Site icon Turkish Minute

Armenia to remove Mount Ararat from passport stamps in symbolic step toward Turkey

Armenia will drop Mount Ararat from passport stamps at its border crossings, a government decree showed, in a move officials say aims to avoid sending “dangerous messages” to neighbors but which critics denounce as a concession to Ankara.

The order, signed by Prime Minister Nikol Pashinyan on September 11 and reported by the Asbarez website, takes effect on November 1 and introduces redesigned stamps without the mountain’s silhouette

Pashinyan defended the change at a security conference in Yerevan, arguing symbols should not provoke conflict. “You built your house within the confines of your neighborhood, but you paint a picture on your house, especially on the outer walls, that symbolizes your perception that your neighbor does not deserve to have what he has,” he said.

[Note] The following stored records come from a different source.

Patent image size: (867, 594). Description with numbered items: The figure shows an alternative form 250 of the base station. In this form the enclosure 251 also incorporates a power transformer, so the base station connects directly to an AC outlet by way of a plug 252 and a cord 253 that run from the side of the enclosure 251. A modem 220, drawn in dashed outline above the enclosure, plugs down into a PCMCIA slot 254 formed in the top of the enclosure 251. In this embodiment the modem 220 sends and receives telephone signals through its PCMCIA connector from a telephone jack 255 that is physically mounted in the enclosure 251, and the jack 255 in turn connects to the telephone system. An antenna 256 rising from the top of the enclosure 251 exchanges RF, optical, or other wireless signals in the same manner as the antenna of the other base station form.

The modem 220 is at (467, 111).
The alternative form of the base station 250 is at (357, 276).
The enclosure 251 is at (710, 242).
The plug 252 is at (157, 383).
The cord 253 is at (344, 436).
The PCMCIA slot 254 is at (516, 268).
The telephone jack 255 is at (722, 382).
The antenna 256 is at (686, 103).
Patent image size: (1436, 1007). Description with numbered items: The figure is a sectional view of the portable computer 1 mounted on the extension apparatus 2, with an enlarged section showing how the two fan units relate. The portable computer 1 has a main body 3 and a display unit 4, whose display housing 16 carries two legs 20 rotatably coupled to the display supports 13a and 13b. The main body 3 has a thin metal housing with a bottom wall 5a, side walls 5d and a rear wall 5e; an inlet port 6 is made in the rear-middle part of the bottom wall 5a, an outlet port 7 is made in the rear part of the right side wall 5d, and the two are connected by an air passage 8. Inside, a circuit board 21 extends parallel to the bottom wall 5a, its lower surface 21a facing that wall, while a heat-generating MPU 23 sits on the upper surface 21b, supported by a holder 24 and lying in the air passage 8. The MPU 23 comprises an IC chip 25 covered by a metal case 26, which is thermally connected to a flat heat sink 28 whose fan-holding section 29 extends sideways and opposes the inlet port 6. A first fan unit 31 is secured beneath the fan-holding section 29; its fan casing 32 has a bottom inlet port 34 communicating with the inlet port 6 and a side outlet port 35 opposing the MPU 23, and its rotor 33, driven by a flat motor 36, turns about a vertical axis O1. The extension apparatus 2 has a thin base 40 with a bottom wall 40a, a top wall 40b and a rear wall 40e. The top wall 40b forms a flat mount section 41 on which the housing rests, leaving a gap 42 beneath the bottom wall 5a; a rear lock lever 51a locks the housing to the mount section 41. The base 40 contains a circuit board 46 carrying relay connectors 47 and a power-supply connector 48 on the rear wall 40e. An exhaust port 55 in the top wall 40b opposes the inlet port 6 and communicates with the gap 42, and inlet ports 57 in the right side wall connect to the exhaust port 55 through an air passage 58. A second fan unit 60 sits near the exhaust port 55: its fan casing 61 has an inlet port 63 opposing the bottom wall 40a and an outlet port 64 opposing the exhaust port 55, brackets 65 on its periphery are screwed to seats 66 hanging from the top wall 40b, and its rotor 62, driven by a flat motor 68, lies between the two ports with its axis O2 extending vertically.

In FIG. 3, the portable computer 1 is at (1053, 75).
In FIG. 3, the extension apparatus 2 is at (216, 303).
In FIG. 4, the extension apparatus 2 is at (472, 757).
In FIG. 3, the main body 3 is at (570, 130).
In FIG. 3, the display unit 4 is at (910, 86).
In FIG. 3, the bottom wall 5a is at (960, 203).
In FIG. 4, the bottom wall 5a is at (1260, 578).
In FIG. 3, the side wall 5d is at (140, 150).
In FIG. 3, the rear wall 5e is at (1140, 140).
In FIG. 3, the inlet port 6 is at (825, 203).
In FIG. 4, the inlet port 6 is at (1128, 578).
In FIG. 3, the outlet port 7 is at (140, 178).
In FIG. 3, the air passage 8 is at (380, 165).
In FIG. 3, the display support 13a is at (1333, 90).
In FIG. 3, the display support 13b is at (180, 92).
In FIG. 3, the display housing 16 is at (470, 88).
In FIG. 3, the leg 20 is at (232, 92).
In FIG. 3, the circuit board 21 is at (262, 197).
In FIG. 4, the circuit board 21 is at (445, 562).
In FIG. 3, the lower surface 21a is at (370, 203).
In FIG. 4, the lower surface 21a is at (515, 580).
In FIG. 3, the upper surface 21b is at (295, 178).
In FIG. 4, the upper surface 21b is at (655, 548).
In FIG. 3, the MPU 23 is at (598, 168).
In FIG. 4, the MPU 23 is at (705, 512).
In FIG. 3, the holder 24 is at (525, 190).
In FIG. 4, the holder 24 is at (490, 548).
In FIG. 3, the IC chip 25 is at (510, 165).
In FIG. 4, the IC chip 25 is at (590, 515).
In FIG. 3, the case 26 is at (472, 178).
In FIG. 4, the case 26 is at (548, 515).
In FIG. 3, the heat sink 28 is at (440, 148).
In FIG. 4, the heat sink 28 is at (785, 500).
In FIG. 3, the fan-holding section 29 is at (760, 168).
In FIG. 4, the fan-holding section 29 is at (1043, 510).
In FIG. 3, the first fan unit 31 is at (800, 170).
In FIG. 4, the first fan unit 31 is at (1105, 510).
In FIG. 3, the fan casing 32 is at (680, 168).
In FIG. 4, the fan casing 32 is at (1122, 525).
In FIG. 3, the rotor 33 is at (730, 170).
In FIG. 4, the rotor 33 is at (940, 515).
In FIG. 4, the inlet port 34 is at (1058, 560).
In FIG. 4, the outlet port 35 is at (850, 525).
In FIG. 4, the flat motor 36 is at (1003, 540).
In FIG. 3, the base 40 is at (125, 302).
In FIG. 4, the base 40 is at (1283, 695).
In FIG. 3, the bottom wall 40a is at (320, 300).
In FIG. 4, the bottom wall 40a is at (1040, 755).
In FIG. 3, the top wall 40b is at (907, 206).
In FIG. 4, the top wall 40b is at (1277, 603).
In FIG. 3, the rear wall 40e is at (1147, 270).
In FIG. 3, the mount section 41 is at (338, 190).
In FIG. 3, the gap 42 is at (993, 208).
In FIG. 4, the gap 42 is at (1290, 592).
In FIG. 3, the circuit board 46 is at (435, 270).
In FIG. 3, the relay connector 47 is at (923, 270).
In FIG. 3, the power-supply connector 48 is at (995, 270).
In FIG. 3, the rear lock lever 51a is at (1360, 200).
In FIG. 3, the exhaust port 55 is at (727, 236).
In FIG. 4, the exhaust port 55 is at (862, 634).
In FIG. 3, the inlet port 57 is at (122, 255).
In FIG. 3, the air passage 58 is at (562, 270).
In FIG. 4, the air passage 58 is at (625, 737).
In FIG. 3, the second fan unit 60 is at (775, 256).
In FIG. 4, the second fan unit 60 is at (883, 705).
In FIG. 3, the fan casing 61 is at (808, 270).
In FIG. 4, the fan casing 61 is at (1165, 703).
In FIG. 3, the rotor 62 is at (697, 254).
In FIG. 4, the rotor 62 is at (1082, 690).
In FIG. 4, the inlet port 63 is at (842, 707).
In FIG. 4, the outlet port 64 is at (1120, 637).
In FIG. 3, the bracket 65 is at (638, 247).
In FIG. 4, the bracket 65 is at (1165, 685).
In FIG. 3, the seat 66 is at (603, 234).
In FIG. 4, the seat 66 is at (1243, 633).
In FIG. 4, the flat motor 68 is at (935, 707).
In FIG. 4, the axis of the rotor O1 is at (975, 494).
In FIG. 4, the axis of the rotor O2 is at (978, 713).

Ruling party secretary Artur Hovhannisyan said passport stamps should feature only state emblems and not send “dangerous messages.”

Opposition leader Seyran Ohanyan countered that the government was acting “under coercion” to satisfy the Ankara.

Mount Ararat, known in Turkey as Mount Ağrı, lies across the border but has long been central to Armenian identity. It is featured on the coat of arms, currency and cultural works, with Armenians living around the mountain until the early 20th century. Some nationalist groups still claim it “belongs” to them. In recent years, Pashinyan’s government has promoted Mount Aragats — Armenia’s highest peak inside its borders — as the centerpiece of national symbolism.

The decree came as Armenia and Turkey push a fragile normalization process launched in late 2021. The two sides have agreed on some concrete steps, including opening the land border for third-country nationals and resuming direct air cargo, while also discussing possible rail links and visa facilitation. The border remains officially closed, and Ankara continues to tie broader progress to a peace deal with Azerbaijan, though both governments stress that the dialogue is continuing “without preconditions.”

Officials in Ankara have described recent contacts as constructive, with Turkish media pointing out the decision on stamps as a gesture aligned with normalization.

Pashinyan and Turkish President Recep Tayyip Erdoğan have met several times, most recently in İstanbul in June 2025. A day after the decree, envoys Serdar Kılıç and Ruben Rubinyan met in Yerevan, with Kılıç crossing the Alican checkpoint by land for the first time in decades, underscoring how symbolic and diplomatic steps are moving in parallel.

The new stamps, set for November 1, will carry only technical border-crossing details. Analysts say the change reflects the government’s “Real Armenia” approach, downplaying sentimental symbols in favor of pragmatic representation. Whether the move paves the way for fully reopened borders and restored diplomatic ties remains to be seen.